Ceci dit, ça, c’est la mère, pas la fille, et la seconde ne saurait être tenue pour responsable des errements de la première, et tout cela n’a a priori rien à voir avec le spectacle.
Sauf qu’en fait, sous la pointe émergée et comique et de l'iceberg, on baigne un peu dans cette ambiance illuminée et réac à la fois, et ça m’a coupé l’envie de rire (heureusement réveillée à plusieurs moments par la clown, qui a permis encore de bons moments même vers la fin du spectacle).

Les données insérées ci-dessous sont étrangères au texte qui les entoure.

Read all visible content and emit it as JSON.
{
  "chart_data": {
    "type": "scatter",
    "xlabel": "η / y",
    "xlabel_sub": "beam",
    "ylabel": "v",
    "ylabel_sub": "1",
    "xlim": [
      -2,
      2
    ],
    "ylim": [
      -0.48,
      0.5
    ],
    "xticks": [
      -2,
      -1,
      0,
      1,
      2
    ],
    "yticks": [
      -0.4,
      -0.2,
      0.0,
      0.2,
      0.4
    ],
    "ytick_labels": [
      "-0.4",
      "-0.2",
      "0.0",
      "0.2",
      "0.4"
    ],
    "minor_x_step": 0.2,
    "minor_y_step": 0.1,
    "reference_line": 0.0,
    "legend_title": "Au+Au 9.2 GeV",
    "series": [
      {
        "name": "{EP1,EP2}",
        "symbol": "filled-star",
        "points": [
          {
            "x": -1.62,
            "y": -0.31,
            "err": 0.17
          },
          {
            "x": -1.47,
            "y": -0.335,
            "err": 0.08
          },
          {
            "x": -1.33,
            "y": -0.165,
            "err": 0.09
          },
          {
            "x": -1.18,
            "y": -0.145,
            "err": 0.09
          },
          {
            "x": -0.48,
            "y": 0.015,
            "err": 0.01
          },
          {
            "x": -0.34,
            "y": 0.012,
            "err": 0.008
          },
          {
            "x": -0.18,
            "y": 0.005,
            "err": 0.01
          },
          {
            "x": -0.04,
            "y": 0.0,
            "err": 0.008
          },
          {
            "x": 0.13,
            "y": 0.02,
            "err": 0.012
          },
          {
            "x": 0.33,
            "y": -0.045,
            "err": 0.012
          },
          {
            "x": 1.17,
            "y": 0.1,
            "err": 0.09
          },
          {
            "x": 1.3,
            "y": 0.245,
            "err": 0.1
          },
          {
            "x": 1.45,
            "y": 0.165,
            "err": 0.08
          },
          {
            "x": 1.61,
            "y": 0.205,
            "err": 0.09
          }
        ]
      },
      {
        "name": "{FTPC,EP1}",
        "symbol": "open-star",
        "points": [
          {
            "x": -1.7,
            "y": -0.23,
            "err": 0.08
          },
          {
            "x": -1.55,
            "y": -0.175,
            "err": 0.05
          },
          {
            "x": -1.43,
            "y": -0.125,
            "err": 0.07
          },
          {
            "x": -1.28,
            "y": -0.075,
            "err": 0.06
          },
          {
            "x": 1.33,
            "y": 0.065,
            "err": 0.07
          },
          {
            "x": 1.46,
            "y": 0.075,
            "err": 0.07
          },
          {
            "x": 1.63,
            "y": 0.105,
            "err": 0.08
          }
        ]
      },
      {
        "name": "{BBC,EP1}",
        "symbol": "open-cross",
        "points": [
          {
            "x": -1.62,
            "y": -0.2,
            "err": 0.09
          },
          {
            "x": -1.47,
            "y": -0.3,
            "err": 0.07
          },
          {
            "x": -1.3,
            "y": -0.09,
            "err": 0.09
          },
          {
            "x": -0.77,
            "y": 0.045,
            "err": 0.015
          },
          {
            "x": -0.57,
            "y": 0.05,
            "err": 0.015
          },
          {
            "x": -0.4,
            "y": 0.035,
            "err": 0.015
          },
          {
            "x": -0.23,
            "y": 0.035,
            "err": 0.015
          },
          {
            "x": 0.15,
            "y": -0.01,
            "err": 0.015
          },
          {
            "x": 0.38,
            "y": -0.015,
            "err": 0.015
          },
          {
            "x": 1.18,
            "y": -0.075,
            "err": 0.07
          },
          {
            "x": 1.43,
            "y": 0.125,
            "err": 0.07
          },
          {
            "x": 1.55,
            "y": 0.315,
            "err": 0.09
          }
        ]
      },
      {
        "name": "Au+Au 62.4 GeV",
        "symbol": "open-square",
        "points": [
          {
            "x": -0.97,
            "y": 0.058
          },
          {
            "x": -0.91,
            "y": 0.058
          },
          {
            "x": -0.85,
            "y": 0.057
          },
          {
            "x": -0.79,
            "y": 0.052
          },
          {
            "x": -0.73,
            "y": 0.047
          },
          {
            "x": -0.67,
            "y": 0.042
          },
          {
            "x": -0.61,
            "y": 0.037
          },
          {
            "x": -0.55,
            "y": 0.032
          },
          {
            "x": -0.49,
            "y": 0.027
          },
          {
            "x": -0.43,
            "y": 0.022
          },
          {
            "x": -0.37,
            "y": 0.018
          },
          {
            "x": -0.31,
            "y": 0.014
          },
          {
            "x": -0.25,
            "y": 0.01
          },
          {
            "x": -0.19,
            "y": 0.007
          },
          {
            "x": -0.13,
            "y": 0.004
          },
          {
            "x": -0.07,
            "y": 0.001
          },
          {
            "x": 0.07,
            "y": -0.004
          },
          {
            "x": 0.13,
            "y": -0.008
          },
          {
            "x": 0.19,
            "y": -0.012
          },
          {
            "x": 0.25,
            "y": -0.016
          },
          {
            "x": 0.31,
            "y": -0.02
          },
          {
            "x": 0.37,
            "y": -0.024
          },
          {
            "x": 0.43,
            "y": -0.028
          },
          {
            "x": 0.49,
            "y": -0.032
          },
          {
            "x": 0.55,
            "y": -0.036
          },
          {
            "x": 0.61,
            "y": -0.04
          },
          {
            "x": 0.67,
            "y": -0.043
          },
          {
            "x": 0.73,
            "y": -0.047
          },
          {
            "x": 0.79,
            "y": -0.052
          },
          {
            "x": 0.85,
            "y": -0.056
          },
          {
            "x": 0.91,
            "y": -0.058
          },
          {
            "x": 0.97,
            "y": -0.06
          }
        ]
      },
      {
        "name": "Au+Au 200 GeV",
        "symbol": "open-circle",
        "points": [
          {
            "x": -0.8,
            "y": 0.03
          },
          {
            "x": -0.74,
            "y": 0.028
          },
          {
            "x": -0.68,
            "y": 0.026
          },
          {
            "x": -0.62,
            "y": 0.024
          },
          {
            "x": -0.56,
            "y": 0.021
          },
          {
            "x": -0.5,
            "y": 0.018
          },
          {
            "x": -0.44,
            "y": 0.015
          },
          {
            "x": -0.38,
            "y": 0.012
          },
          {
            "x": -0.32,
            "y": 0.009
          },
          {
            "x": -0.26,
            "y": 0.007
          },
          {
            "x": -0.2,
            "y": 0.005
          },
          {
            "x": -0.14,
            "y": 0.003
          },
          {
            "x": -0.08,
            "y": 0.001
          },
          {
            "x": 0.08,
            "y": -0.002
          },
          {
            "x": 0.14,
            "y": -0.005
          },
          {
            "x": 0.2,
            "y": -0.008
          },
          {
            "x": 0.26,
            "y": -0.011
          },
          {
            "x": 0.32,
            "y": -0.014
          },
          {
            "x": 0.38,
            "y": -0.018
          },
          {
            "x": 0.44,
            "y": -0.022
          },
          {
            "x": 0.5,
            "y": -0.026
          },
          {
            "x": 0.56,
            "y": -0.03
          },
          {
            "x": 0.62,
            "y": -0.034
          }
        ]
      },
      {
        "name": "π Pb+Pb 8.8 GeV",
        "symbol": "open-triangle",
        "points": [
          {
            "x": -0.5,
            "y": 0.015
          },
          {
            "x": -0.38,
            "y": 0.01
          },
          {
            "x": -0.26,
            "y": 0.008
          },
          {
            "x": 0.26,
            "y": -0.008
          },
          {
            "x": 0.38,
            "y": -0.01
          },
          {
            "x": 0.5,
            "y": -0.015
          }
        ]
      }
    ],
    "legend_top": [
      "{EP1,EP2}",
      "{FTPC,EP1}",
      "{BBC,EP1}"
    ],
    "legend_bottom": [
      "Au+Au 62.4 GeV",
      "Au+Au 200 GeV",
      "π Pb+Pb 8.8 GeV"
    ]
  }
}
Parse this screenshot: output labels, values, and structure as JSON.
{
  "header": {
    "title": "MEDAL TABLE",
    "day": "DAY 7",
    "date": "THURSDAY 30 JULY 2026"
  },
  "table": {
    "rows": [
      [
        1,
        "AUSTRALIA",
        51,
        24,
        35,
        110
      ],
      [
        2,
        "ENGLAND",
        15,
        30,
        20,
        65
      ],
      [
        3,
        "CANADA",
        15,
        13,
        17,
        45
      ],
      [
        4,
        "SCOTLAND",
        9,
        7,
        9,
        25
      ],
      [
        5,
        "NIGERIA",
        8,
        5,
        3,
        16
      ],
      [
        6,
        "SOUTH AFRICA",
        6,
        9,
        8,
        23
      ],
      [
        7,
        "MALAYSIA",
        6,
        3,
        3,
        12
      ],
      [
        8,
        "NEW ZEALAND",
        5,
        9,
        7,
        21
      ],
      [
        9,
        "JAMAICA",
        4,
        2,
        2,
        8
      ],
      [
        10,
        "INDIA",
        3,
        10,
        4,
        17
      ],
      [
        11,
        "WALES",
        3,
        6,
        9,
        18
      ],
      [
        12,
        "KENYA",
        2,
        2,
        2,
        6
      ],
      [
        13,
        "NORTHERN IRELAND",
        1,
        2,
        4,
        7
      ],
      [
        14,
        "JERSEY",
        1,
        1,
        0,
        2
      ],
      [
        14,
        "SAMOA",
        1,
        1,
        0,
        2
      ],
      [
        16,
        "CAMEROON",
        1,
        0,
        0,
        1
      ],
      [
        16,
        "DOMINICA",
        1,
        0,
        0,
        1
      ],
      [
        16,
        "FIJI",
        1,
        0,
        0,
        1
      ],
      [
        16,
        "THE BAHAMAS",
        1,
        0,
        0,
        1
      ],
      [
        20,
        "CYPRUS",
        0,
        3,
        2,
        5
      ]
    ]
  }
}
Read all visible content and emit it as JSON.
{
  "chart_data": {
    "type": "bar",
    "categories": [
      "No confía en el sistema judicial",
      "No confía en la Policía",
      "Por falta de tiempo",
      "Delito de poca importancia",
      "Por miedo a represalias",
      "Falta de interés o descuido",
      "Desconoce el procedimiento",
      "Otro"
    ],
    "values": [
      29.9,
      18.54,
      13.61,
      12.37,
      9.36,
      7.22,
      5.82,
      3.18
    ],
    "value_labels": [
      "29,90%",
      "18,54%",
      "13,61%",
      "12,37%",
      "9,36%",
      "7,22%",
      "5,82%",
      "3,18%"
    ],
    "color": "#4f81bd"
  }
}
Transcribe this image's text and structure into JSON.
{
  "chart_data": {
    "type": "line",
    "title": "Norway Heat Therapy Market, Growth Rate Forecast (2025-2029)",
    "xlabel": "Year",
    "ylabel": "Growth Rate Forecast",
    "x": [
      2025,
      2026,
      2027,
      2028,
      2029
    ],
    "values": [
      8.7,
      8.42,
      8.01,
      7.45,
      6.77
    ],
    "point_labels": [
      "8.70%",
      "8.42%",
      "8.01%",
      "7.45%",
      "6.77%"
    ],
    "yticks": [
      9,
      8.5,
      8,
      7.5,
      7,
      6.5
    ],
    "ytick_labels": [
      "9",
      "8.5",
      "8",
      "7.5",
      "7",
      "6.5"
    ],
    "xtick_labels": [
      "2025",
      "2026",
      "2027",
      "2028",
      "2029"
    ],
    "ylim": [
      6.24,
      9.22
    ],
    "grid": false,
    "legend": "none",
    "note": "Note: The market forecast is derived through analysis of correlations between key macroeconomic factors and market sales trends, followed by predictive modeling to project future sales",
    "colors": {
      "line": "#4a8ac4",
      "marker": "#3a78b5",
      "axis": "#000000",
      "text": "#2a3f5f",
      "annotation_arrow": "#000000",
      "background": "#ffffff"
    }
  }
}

Déjà, un peu avant ou après avoir présenté Alain Decaux comme un historien, le récit de Catherine Dolto sur les origines de l'amour présente de fait comme une vérité historique le mythe du matriarcat primitif, mais ça on pouvait s’y attendre, c’est un classique qui a la peau dure :
[Voir à ce sujet : http://cdarmangeat.blogspot.fr/2013/04/reponse-une-non-critique.html ]
Ensuite, la deuxième spécialiste qu’on voit apparaître en vidéo est une gynécologue… taoïste et acupunctrice !!! Je peux pas vous résumer ce qu’elle a dit dans son intervention, ça n’avait ni queue ni tête.
[je laisse ici au lacanisme qui imprègne le spectacle le soin de donner sens au fait que dans l’expression que j’utilise ici il y a la formule éminemment castratrice « ni queue », qui elle même rappelle le « Nique » coïtal, etc. etc.]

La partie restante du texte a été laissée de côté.